In the last article we talked about Speed and Agility training with Coach Scott Chamberlin. For this article, I switched gears and sat down with another Fitness Professional that is training at Poston’s Fitness for Life, Megan Twining. She works with clients one on one and in group settings. It is one of her group trainings, BARRE that I am bringing to you in this writing. I remember when I first talked to our clients about getting a BARRE installed at our training center, they were like WOW, you are putting in a BAR? We had quite a laugh about that once we got on the same page. So with that, let’s meet Megan Twining.
Bob: Hi Megan, looks like you had another great BARRE class today. There are quite a few folks out there that are unfamiliar with BARRE, how would you describe BARRE and its evolution for them?
Megan: BARRE is a very fun & different kind of workout; it’s super effective, and designed to eliminate fitness plateaus. The no-impact class is a fusion of functional fitness, isometrics, and challenging, “barre-work”, which is the foundation for muscle endurance required by dancers. The result is a lean, sculpted body, elongated muscles, strong core, and improved flexibility and posture.
There is no dancing in BARRE, and there is no performance or dance coordination called upon. Much like a boot-camp class, the instructor will walk you through a series of exercise combinations that target specific muscle groups. You may find yourself on your toes, or in a deep plié and the instructor will have you work from there. The challenge is to maintain the pose as you work. That’s how your muscles change!
BARRE found itself as a welcome addition to the fitness industry at about the same time that Dancing with the Stars began flashing long legs, strong backs and arms, and sculpted abs all over the TV! Wow—that healthy dancer physique! The fitness industry gained a very effective workout when some of the key elements of dance training went mainstream!
Bob: So, is it good for both men and women?

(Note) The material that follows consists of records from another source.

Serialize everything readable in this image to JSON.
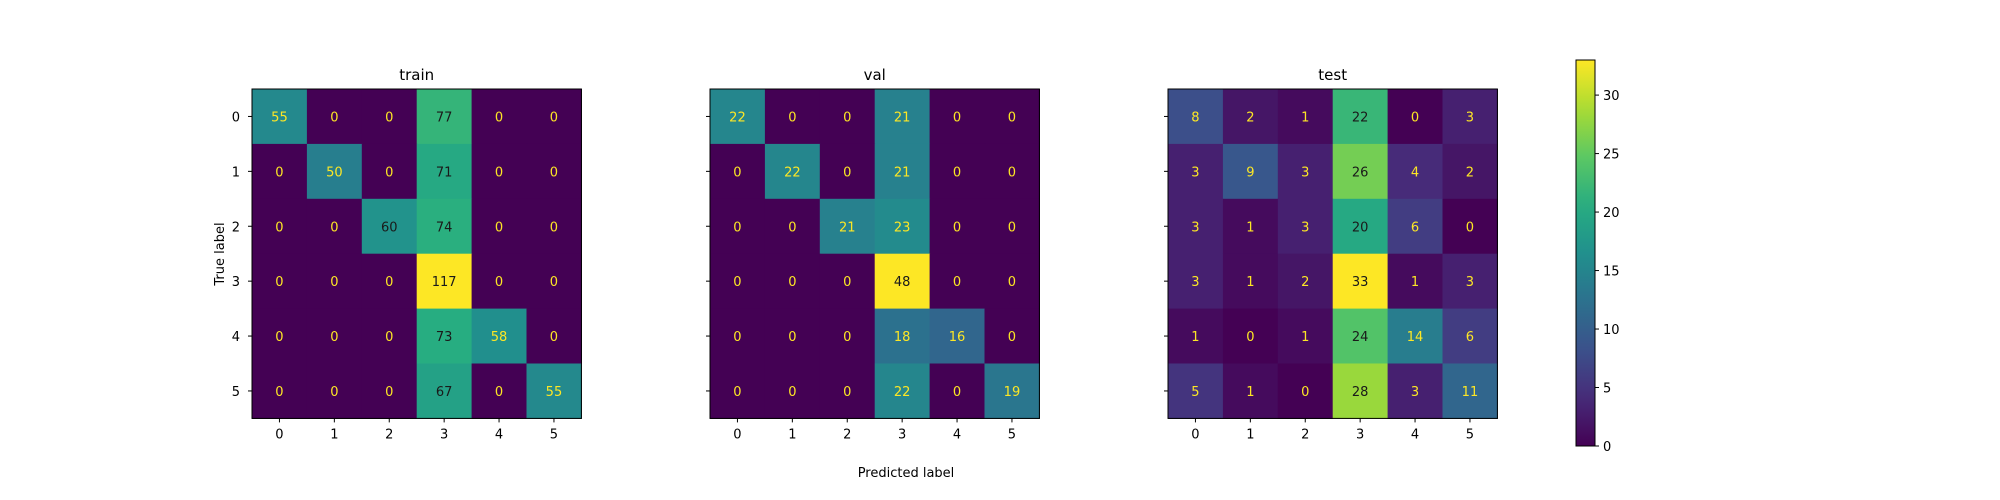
{
  "chart_data": {
    "type": "heatmap",
    "colormap": "viridis",
    "xlabel": "Predicted label",
    "ylabel": "True label",
    "categories": [
      "0",
      "1",
      "2",
      "3",
      "4",
      "5"
    ],
    "annotation_colors": {
      "on_dark": "#fde725",
      "on_light": "#1a1a1a"
    },
    "colorbar": {
      "range": [
        0,
        33
      ],
      "ticks": [
        0,
        5,
        10,
        15,
        20,
        25,
        30
      ]
    },
    "panels": [
      {
        "title": "train",
        "vmax": 117,
        "matrix": [
          [
            55,
            0,
            0,
            77,
            0,
            0
          ],
          [
            0,
            50,
            0,
            71,
            0,
            0
          ],
          [
            0,
            0,
            60,
            74,
            0,
            0
          ],
          [
            0,
            0,
            0,
            117,
            0,
            0
          ],
          [
            0,
            0,
            0,
            73,
            58,
            0
          ],
          [
            0,
            0,
            0,
            67,
            0,
            55
          ]
        ]
      },
      {
        "title": "val",
        "vmax": 48,
        "matrix": [
          [
            22,
            0,
            0,
            21,
            0,
            0
          ],
          [
            0,
            22,
            0,
            21,
            0,
            0
          ],
          [
            0,
            0,
            21,
            23,
            0,
            0
          ],
          [
            0,
            0,
            0,
            48,
            0,
            0
          ],
          [
            0,
            0,
            0,
            18,
            16,
            0
          ],
          [
            0,
            0,
            0,
            22,
            0,
            19
          ]
        ]
      },
      {
        "title": "test",
        "vmax": 33,
        "matrix": [
          [
            8,
            2,
            1,
            22,
            0,
            3
          ],
          [
            3,
            9,
            3,
            26,
            4,
            2
          ],
          [
            3,
            1,
            3,
            20,
            6,
            0
          ],
          [
            3,
            1,
            2,
            33,
            1,
            3
          ],
          [
            1,
            0,
            1,
            24,
            14,
            6
          ],
          [
            5,
            1,
            0,
            28,
            3,
            11
          ]
        ]
      }
    ]
  }
}
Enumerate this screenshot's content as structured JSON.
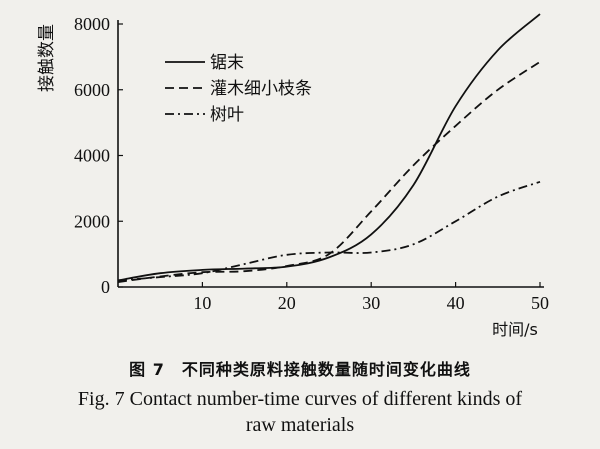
{
  "chart_data": {
    "type": "line",
    "ylabel": "接触数量",
    "xlabel": "时间/s",
    "xlim": [
      0,
      50
    ],
    "ylim": [
      0,
      8000
    ],
    "x_ticks": [
      10,
      20,
      30,
      40,
      50
    ],
    "y_ticks": [
      0,
      2000,
      4000,
      6000,
      8000
    ],
    "x_tick_labels": [
      "10",
      "20",
      "30",
      "40",
      "50"
    ],
    "y_tick_labels": [
      "0",
      "2000",
      "4000",
      "6000",
      "8000"
    ],
    "grid": false,
    "legend_position": "top-left",
    "x": [
      0,
      5,
      10,
      15,
      20,
      25,
      30,
      35,
      40,
      45,
      50
    ],
    "series": [
      {
        "name": "锯末",
        "style": "solid",
        "values": [
          200,
          420,
          520,
          560,
          620,
          900,
          1600,
          3100,
          5500,
          7200,
          8300
        ]
      },
      {
        "name": "灌木细小枝条",
        "style": "dashed",
        "values": [
          150,
          320,
          450,
          480,
          640,
          1000,
          2300,
          3700,
          4900,
          6000,
          6850
        ]
      },
      {
        "name": "树叶",
        "style": "dashdot",
        "values": [
          200,
          300,
          420,
          700,
          980,
          1050,
          1050,
          1300,
          2000,
          2750,
          3200
        ]
      }
    ]
  },
  "caption": {
    "cn": "图 7　不同种类原料接触数量随时间变化曲线",
    "en_line1": "Fig.  7   Contact number-time curves of different kinds of",
    "en_line2": "raw materials"
  }
}
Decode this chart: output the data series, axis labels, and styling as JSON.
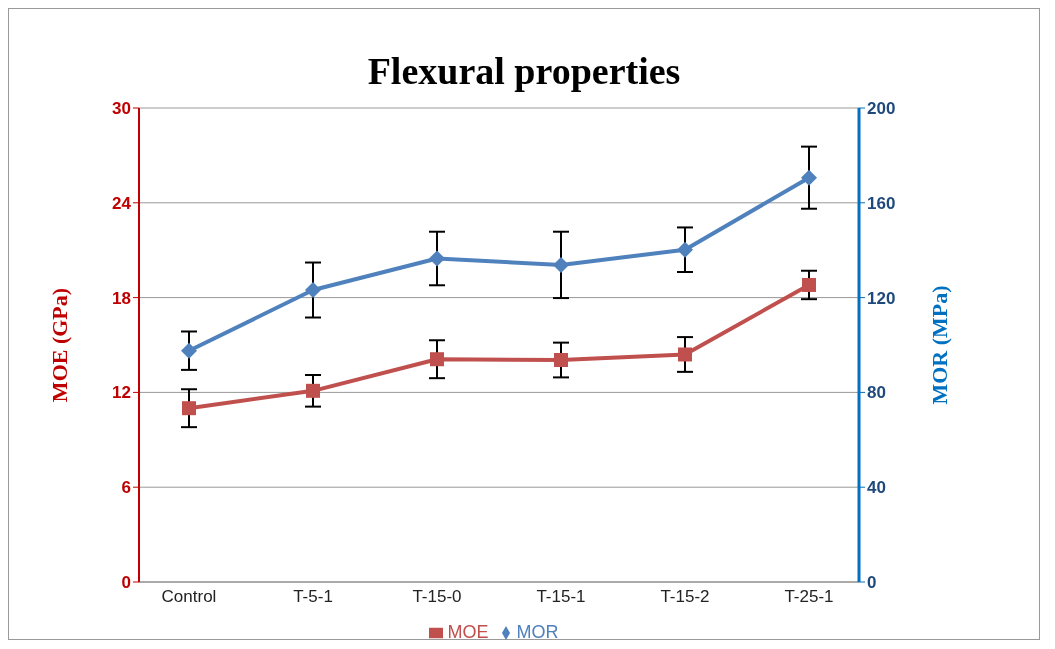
{
  "chart_data": {
    "type": "line",
    "title": "Flexural properties",
    "ylabel": "MOE (GPa)",
    "y2label": "MOR (MPa)",
    "categories": [
      "Control",
      "T-5-1",
      "T-15-0",
      "T-15-1",
      "T-15-2",
      "T-25-1"
    ],
    "series": [
      {
        "name": "MOE",
        "color": "#c0504d",
        "marker": "square",
        "values": [
          11.0,
          12.1,
          14.1,
          14.05,
          14.4,
          18.8
        ],
        "errors": [
          1.2,
          1.0,
          1.2,
          1.1,
          1.1,
          0.9
        ]
      },
      {
        "name": "MOR",
        "color": "#4f81bd",
        "marker": "diamond",
        "axis": "y2",
        "values": [
          97.6,
          123.2,
          136.5,
          133.8,
          140.2,
          170.6
        ],
        "errors": [
          8.1,
          11.6,
          11.3,
          14,
          9.4,
          13.1
        ]
      }
    ],
    "ylim": [
      0,
      30
    ],
    "yticks": [
      0,
      6,
      12,
      18,
      24,
      30
    ],
    "y2lim": [
      0,
      200
    ],
    "y2ticks": [
      0,
      40,
      80,
      120,
      160,
      200
    ],
    "grid": "y",
    "legend": "bottom",
    "line_style": "solid"
  }
}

Megan: Yes. Like yoga, women and men both benefit from BARRE. It is a great compliment to any type of training because of the focus on the smaller muscle groups which are needed to, not only support larger muscles used in more traditional gym workouts or sports, but for injury prevention as well.
Bob: How about one’s level of fitness to participate in a BARRE class?
Megan: BARRE classes are challenging for every level of fitness. Clients, who are new to working out, or starting again after some time off, will find the class challenging as they build up stamina. Others who are take BARRE as a way to incorporate some cross-training, or to work through a fitness plateau, will find the method very rewarding because of the elements of muscle confusion. Advanced clients who are working at more of a performance level will find challenge in engaging muscles at the deepest layers. Once that deep muscle tissue is involved, the muscle begins to shake–that is usually when clients are hooked!
Bob: How often should you take a training class like this?
Megan: BARRE, because of its no-impact, total body method, is safe to take many times per week. Clients see inches lost and toned muscles after about 3 weeks when they consistently attend 3-4x/week. If BARRE is being added as a supplement to a specific sport or personal training routine 2x/week will provide gains in flexibility and supporting muscle strength.
Bob: Is there special clothing or equipment that a client would need to bring?
Megan: POSTON’S Fitness provides all the equipment needed for BARRE class. Wearing workout attire that is comfortable, allows movement, and provides some modesty from waist to knee is best. Most clients wear what they would to a yoga class. No shoes please. We work barefoot, or with yoga socks, which provide traction.
Wow, thanks Megan for this great insight into what BARRE is all about. So, there you have it folks. You will gain balance, flexibility, strength and endurance, by hitting your local BARRE class found at Poston’s Fitness in Dunkirk. I wish you great health, Bob.